Assim nasceram acampamentos como o Hugo Chavez e o Filhos da Luta.

02 A bandeira

Quando cheguei lá, a maioria do povo estava na roça. Foi difícil achar companhia para uma corrida, ainda que curta, que marcasse a presença lá do projeto Maratonando com o MST. Pois saí sozinho mesmo, depois de pedir informações sobre eventuais cachorros que pudessem atacar este corredor.

E lá me fui. As ruas estavam bastante limpas, e os barracos são construídos com madeira do mato mesmo, barro e palhas de coqueiro. Nada de ostentação, a não ser um belíssimo pé de uma flor roxa (ou seria cor de vinho?), de pétalas aveludadas, que domina a vista em uma das passagens do acampamento.

02 A flor

Trata-se de um pé de bredo de estudante  –pelo menos, foi isso o que eu entendi–, plantado e cuidado com carinho por dona Maria Duarte Pereira, 51. Apesar de trabalhar duro no roçado, ela tira tempo para suas flores –também cuida de um vigoroso pé de margaridas. São imagens que alegram um ambiente marcado pela simplicidade e pela vida bruta, que às vezes pode até endurecer os sentimentos.

Enquanto fazia o contorno da área –um perímetro de cerca de 750 metros, de acordo com meu GPS–, o povo se juntava na parte da frente do acampamento, curioso com a presença desta figura estranha.

Carlos agora até vestia tênis, e dona Maria Rosângela dos Santos também se aproximou. Ela é conhecida como a corredora do acampamento.

Trouxe para o Filhos da Luta um hábito que já tinha quando trabalhava em Petrolina como caixa de supermercado. “Corro para rejuvenescer”, explica ela, que tem 39 anos e dois filhos estudantes universitários –o rapaz faz veterinária, a moça estuda administração.

02 A corredora na roca

Com o marido, planta coentro, alface, tomate em uma pequena área irrigada na parte de trás do acampamento. Vende a produção em Petrolina, carregando tudo num carrinho o que a família conseguiu plantar.

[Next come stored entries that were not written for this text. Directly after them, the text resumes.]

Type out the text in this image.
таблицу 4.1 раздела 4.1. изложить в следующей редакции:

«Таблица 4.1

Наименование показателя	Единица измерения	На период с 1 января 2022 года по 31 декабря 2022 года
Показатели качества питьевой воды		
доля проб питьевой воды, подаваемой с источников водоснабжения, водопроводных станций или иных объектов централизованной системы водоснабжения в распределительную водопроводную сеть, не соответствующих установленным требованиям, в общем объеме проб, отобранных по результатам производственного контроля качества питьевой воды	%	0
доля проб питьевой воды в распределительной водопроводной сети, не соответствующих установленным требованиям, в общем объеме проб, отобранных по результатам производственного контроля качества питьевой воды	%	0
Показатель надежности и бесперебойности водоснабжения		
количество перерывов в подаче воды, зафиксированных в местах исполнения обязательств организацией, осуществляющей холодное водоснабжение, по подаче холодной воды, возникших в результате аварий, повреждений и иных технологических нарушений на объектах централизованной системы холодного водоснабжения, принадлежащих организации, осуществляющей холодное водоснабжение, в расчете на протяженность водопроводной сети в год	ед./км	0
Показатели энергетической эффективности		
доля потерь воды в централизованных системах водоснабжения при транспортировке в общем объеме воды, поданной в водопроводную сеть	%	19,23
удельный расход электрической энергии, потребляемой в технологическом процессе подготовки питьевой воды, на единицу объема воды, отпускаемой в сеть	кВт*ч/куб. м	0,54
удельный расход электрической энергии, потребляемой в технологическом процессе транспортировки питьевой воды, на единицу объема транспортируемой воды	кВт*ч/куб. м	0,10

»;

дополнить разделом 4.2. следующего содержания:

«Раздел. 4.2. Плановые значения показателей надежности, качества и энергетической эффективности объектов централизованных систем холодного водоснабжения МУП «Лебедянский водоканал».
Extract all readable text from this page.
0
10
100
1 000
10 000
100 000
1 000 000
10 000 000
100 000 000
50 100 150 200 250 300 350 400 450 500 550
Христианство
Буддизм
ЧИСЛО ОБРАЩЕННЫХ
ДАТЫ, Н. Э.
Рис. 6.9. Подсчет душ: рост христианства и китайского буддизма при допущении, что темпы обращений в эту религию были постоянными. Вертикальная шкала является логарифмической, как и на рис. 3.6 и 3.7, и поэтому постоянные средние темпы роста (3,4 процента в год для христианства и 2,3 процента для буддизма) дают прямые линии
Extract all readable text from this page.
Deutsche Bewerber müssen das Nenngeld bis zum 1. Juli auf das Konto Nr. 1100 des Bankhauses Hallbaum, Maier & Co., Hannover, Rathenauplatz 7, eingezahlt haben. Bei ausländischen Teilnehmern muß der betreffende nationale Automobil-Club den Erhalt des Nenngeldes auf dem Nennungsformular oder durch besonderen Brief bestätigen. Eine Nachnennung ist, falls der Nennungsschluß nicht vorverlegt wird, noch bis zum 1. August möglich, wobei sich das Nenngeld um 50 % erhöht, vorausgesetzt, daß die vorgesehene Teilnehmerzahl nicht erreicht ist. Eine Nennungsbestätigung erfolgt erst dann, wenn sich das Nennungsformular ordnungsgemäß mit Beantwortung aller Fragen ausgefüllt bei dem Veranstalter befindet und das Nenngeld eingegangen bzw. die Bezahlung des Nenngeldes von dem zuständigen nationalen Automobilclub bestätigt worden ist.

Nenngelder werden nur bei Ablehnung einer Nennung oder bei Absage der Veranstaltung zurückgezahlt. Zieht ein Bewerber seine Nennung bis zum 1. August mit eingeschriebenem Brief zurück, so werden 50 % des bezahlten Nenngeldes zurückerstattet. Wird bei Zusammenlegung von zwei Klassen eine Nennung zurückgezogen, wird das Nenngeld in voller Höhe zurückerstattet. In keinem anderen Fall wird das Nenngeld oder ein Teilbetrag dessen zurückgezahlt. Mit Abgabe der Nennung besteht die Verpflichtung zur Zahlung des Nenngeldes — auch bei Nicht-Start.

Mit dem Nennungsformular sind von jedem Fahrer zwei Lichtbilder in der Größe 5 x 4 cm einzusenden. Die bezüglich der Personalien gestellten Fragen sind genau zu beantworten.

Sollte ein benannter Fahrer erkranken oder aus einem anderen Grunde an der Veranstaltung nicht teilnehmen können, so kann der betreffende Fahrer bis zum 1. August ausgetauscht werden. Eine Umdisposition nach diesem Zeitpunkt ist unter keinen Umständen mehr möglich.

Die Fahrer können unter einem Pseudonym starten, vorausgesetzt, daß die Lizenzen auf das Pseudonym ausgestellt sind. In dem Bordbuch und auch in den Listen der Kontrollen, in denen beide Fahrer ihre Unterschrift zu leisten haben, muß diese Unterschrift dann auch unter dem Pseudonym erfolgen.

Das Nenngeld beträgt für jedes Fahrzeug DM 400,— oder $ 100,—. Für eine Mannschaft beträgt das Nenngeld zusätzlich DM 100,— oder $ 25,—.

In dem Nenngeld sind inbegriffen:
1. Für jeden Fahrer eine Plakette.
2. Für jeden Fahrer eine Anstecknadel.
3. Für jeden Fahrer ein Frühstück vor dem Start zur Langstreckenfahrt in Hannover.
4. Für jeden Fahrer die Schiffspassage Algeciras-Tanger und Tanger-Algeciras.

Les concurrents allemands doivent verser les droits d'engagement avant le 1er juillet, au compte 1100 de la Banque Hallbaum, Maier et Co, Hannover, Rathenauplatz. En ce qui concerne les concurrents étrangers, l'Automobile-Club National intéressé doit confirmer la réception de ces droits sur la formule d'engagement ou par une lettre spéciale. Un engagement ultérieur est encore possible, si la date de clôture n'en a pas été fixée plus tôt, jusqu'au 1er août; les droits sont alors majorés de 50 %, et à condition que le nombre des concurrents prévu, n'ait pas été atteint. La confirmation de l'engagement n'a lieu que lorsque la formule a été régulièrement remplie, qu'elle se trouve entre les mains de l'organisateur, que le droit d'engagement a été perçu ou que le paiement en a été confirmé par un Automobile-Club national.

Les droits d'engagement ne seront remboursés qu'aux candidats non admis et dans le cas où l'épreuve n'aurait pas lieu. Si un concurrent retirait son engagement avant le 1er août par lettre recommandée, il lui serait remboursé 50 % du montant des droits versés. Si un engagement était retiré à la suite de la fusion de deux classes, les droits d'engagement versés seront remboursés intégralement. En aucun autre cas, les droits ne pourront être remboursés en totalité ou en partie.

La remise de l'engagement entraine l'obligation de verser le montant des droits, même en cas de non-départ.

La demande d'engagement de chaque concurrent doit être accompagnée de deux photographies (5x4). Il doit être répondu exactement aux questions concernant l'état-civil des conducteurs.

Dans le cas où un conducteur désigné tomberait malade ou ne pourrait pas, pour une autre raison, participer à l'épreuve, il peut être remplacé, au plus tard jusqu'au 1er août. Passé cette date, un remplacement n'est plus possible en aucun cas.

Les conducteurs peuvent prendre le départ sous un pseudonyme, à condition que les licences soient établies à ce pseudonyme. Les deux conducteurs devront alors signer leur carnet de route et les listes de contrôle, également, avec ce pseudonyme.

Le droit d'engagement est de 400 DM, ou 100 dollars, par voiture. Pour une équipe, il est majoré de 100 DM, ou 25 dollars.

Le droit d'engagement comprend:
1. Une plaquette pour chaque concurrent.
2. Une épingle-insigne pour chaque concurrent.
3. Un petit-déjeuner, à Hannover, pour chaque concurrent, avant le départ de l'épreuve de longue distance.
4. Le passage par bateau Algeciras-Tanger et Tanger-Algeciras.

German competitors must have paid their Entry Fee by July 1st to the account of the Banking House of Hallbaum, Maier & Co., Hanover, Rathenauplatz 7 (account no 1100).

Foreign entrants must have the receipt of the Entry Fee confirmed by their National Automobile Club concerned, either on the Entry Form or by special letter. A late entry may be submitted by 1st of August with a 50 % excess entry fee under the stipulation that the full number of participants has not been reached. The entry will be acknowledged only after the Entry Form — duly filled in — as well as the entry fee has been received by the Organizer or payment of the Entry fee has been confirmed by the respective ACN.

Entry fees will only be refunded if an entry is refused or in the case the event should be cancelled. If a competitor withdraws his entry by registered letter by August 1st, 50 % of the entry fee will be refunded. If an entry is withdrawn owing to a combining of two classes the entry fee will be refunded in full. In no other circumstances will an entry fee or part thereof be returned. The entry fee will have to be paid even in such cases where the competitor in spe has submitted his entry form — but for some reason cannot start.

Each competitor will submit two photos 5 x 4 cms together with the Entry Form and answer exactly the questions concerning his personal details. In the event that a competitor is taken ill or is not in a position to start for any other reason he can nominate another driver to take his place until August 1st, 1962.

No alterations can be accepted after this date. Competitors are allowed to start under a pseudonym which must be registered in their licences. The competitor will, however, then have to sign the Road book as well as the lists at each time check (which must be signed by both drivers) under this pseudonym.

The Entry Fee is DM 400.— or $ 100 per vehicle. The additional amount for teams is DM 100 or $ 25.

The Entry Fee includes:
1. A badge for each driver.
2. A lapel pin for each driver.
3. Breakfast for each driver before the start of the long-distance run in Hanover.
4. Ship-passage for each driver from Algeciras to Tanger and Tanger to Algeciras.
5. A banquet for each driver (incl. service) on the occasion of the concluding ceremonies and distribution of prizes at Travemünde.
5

“Aqui, cada família tem a sua roça”, orgulha-se em dizer Joselane dos Santos, 32 anos, de corpo magro e rosto enérgico, de quem não tem medo de lutar pela vida. Ela integra a equipe de coordenadores do acampamento –são quatro mulheres e dois homens.

02 A lider

Carregando no colo o filho de três meses –caçula de uma fieira de sete crianças–, ela explica as responsabilidades dos coordenadores: “Damos orientação sobre como usar a água, fazer economia, cuidar do lixo”. Enfim, questões bem práticas do dia a dia do acampamento.

Também cuidam para que todo o povo fique organizado e são responsáveis para acompanhar o encaminhamento das reivindicações do grupo, que aguarda a emissão de posse da terra –que nunca foi tão produtiva, segundo dizem os acampados.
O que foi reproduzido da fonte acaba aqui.